Sarah Price may have had her scrubs on, but she was not prepared to operate. The 6-year-old who won a contest to name the new surgical robot at Baltimore Washington Medical Center in Glen Burnie shook her head vigorously from side to side when the nurse asked her if she wanted to practice using "Poppy".
The nurses soon coaxed Sarah to climb into the chair, peer through the viewfinder and thread her thumbs and index fingers through the loops on the fingertip controls. By pinching her fingers together and moving her wrists, she could manipulate the tiny clippers on the arms of the $1.7 million robot to grab rubber loops and place them on small rubber cones.
Sarah said she chose the name Poppy because the robot's arms "pop out to make sick people better." She smiled when Arkaime Kess, the hospital's robotics coordinator, showed her the plastic sign doctors will put on the door when they are operating. It reads, "Poppy in progress."

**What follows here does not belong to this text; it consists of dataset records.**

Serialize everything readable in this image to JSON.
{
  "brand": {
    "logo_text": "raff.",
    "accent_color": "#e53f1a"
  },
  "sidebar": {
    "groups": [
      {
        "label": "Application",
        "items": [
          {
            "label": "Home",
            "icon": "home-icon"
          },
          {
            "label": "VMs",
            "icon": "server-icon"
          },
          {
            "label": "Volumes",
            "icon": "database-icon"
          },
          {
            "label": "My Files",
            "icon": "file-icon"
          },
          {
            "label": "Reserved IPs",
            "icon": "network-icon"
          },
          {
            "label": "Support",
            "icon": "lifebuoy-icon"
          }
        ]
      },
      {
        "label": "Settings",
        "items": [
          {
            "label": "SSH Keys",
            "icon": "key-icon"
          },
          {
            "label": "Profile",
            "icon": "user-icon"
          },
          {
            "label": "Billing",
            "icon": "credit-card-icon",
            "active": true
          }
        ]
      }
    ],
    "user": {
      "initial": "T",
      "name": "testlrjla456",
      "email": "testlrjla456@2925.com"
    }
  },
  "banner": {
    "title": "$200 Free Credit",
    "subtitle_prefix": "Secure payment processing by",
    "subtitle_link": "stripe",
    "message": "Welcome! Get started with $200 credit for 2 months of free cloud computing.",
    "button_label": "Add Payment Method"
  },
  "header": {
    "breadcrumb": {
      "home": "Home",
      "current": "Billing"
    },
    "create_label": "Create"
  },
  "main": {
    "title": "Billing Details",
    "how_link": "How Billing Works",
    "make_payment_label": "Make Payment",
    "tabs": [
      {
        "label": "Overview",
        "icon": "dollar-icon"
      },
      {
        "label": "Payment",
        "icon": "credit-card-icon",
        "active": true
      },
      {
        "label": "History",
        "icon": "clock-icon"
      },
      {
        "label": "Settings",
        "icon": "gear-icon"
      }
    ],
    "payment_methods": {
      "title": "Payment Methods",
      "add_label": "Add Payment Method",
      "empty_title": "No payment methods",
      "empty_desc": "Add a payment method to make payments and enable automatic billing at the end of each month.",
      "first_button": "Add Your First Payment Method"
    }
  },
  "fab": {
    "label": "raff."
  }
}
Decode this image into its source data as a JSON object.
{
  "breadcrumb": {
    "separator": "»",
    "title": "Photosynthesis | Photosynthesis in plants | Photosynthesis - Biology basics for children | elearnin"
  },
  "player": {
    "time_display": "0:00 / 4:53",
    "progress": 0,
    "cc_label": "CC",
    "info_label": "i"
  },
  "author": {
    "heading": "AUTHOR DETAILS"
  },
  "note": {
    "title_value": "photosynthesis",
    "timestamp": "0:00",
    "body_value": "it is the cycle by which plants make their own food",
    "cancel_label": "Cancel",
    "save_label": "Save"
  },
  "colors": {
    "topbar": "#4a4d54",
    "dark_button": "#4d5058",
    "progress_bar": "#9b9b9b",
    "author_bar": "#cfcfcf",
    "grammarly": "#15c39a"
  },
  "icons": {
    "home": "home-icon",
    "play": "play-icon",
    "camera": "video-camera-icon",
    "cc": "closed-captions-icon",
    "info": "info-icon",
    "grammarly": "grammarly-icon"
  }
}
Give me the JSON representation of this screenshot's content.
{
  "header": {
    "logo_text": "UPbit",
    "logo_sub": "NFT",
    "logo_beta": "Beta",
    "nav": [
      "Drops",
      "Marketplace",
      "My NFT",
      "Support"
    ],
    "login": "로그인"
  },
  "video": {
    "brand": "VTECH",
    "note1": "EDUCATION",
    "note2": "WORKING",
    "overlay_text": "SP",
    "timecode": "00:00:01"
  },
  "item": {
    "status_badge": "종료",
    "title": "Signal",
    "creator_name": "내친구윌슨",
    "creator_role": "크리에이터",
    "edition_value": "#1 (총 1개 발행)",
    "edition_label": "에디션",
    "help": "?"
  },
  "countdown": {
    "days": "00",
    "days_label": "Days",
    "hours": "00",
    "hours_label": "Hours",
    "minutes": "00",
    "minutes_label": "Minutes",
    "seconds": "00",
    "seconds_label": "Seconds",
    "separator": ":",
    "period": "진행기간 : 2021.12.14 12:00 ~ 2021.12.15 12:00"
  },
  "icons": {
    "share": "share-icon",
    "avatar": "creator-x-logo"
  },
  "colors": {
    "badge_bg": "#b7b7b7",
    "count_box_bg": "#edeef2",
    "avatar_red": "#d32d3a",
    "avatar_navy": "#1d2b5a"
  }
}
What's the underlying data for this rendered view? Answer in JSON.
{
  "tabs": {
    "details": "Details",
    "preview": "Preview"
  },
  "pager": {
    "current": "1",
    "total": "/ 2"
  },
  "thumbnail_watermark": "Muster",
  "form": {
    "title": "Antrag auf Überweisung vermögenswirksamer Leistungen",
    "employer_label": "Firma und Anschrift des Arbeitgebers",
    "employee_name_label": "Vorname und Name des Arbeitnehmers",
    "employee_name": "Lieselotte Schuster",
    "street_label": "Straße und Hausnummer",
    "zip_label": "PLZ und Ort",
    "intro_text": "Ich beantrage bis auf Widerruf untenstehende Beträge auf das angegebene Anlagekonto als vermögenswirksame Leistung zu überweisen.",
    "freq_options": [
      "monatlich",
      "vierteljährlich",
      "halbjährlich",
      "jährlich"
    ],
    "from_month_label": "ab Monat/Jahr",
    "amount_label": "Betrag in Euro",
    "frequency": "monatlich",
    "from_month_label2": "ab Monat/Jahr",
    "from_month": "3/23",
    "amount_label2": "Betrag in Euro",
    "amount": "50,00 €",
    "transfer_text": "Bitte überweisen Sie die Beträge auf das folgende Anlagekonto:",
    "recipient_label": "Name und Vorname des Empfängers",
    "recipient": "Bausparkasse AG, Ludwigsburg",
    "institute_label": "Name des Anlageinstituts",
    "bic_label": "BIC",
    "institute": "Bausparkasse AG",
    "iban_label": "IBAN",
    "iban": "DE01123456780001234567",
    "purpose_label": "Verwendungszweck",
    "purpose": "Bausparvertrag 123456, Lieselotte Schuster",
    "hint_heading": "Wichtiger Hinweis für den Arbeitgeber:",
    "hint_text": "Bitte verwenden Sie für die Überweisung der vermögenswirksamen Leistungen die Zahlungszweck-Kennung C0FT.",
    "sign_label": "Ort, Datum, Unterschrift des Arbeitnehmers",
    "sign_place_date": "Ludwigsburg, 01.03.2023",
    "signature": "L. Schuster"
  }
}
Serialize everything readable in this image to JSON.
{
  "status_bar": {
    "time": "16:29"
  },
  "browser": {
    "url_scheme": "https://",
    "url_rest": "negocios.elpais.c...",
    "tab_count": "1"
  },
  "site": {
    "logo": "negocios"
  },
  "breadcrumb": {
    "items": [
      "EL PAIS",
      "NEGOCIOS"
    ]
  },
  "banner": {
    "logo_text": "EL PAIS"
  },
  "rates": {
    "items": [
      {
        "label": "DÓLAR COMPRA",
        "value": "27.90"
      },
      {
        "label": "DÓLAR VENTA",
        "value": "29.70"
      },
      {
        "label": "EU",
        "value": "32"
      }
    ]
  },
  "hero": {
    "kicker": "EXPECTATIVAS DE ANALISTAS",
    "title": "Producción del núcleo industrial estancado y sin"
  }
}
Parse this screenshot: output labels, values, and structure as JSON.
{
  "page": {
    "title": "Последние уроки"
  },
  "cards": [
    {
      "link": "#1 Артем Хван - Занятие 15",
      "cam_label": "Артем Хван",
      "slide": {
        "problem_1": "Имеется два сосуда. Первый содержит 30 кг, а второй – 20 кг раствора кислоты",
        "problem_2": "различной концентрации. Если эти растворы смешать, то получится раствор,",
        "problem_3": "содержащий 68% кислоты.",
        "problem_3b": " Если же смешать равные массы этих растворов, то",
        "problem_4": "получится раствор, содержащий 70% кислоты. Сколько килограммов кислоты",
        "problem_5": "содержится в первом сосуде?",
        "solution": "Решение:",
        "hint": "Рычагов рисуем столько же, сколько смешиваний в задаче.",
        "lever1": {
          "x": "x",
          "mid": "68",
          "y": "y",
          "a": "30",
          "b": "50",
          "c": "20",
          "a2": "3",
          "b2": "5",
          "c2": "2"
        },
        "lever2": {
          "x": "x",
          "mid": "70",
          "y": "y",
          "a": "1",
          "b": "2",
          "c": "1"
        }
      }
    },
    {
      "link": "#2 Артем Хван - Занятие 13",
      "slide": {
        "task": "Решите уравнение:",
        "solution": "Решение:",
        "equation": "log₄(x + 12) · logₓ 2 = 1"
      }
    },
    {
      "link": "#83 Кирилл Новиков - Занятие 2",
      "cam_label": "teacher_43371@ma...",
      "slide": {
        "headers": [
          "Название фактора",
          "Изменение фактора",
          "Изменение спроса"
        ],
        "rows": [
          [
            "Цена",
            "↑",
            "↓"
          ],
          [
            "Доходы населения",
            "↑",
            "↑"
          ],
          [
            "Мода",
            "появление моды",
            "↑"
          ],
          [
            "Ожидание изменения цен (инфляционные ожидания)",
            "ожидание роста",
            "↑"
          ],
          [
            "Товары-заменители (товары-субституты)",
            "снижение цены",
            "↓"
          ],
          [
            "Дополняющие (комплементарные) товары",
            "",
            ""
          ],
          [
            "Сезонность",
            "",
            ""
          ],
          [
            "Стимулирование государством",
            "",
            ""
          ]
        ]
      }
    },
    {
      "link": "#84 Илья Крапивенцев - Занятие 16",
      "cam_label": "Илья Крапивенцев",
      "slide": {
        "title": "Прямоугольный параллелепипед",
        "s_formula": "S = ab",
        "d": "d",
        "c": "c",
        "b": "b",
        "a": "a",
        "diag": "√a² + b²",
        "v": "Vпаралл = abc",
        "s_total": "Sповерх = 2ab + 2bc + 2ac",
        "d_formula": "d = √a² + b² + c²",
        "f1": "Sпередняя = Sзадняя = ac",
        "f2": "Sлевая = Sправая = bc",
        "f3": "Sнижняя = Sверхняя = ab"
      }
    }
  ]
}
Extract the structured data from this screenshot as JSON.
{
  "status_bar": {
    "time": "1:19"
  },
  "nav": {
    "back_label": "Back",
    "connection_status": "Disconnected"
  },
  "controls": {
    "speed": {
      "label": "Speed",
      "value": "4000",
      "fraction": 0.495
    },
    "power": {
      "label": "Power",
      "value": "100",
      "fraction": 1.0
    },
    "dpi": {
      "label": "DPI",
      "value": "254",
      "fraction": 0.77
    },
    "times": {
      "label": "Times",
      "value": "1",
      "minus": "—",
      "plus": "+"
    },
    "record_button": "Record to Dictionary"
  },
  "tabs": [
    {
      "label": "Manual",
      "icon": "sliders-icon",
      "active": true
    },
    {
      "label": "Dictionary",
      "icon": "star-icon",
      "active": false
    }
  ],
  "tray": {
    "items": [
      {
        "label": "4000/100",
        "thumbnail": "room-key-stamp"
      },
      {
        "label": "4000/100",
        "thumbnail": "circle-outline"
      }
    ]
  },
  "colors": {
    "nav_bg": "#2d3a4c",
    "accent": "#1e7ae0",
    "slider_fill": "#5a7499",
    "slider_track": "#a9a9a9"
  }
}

Sarah was one of three finalists in the naming contest offered to students at nearby Glen Burnie Park Elementary School. Of the 360 students, more than half participated and sent entries to the principal. The other two finalists were fellow first-grader Aspen Teter and third-grader Matthew Young. The event was meant to showcase the hospital's high-tech addition, but school officials said it also showed the three students a possible career field.
"Look how talented they are," said Principal Brenda Care, as each student took turns on the machine. "I'm very impressed, and who knows, maybe one of them will be operating on us in the future."
It also gave the teachers a chance to give the students another lesson: Hospitals don't have to be feared, said Beth Jones, Sarah's first-grade teacher. Sarah got to wear her oversized scrubs when she told her class later that morning what she did.
"I think that they think it's a scary place," said Jones, who came along on the trip to the hospital.
Although the medical center is the first to buy a high-definition da Vinci Surgical System in the Baltimore area, many hospitals have been using earlier versions of the system for several years. For example, Anne Arundel Medical Center in Annapolis bought its system two years ago.
The machine comprises a control booth of sorts where doctors sit and manipulate the arms using the fingertip controls. Foot pedals adjust the camera and move the robotic arms in and out of the patient. The doctor looks through a view finder to see a 3-D image projected by cameras inserted inside the patient.